Fig. 1: Example of an interactive notebook performing a simple analysis. Such a notebook can be made publicly available, so anyone can run it.
Fig. 2: The example interactive notebook from Fig.1 after it has been run.
● Incentivisation of researchers to make their analysis files publicly available where possible.
● Guidance and training on how to curate their analysis files to make it clear how they are to be used to reproduce published research results.
● Revaluation of academic papers as the dominant format to distribute research findings, perhaps in favour of interactive notebooks.
Note: The term computational environment means the operating system, software installed, the versions of that software, and the files present on a computer.
Even with access to all the raw data and code used to analyse it, a researcher trying to reproduce another’s work may face significant difficulties in running that analysis to reproduce the original results. This is largely due to differences between their computational environment and that the original research was performed in. As a simple example, the reproducing researcher may not be able to perform the analysis the original researcher did because they do not have a key piece of software installed that is necessary to run it.
Failure to document the versions of software used to perform research represents a more dangerous example of how differences in computational environment can inhibit the reproducibility of research.
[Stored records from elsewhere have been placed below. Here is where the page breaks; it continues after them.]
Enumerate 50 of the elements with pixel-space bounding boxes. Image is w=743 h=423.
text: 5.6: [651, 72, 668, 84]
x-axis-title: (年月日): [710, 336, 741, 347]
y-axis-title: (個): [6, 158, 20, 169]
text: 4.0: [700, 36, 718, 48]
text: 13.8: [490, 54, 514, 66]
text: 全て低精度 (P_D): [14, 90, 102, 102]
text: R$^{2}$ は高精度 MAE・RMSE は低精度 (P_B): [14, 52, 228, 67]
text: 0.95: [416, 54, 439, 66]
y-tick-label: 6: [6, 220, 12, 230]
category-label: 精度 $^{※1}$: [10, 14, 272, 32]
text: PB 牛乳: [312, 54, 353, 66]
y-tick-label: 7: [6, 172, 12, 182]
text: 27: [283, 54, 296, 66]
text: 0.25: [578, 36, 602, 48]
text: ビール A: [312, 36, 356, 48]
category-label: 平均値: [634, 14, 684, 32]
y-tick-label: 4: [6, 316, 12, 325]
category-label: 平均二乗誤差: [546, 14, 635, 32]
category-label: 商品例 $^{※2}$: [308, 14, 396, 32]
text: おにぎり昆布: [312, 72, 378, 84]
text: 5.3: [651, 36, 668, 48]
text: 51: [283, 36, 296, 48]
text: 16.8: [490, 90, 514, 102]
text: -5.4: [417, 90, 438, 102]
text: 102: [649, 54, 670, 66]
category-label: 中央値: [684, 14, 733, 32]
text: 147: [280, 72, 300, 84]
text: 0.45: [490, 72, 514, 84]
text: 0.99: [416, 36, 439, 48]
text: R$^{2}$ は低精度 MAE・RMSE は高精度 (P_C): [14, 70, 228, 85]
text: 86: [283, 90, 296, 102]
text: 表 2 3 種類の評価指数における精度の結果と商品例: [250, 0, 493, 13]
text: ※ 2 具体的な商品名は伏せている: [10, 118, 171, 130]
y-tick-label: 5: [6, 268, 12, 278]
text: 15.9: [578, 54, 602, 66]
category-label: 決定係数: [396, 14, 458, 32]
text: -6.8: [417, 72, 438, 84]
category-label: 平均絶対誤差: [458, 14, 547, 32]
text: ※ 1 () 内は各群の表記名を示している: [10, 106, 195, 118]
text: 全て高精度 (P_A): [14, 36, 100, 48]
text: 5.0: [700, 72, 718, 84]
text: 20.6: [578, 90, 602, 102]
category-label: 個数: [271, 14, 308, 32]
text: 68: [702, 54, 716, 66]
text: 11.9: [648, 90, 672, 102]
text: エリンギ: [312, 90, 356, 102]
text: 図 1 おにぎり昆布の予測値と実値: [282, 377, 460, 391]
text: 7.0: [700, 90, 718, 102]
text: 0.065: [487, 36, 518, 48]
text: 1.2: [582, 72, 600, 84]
As software is updated bugs are fixed (and sometimes unintentionally created), functionalities added/removed and so on. As such, even if a researcher has the necessary software to reproduce an analysis, if the version of the software they have differs from the original environment they may well get a different output.
In order to maximise the reproducibility of research the computational environment it was conducted in should be, at minimum, documented. Other avenues of ensuring the reproducibility of computational environments include the distribution of virtual machines, containers, and interactive notebooks. The last of these was discussed in the previous section, and the example notebook shown in Figs. 1 and 2 demonstrates how they can be used to preserve the computational environment that a piece of research is conducted in. In this case this is done by specifying that version 1.1.4 of the pandas software package is used to conduct the analysis.
● Guidance and training on the importance of capturing the computational environment research is conducted in.
● Guidance and training on how to preserve and distribute computational environments.
● Incentivisation towards at least minimum standards of computational environment curation, so they can be reproduced.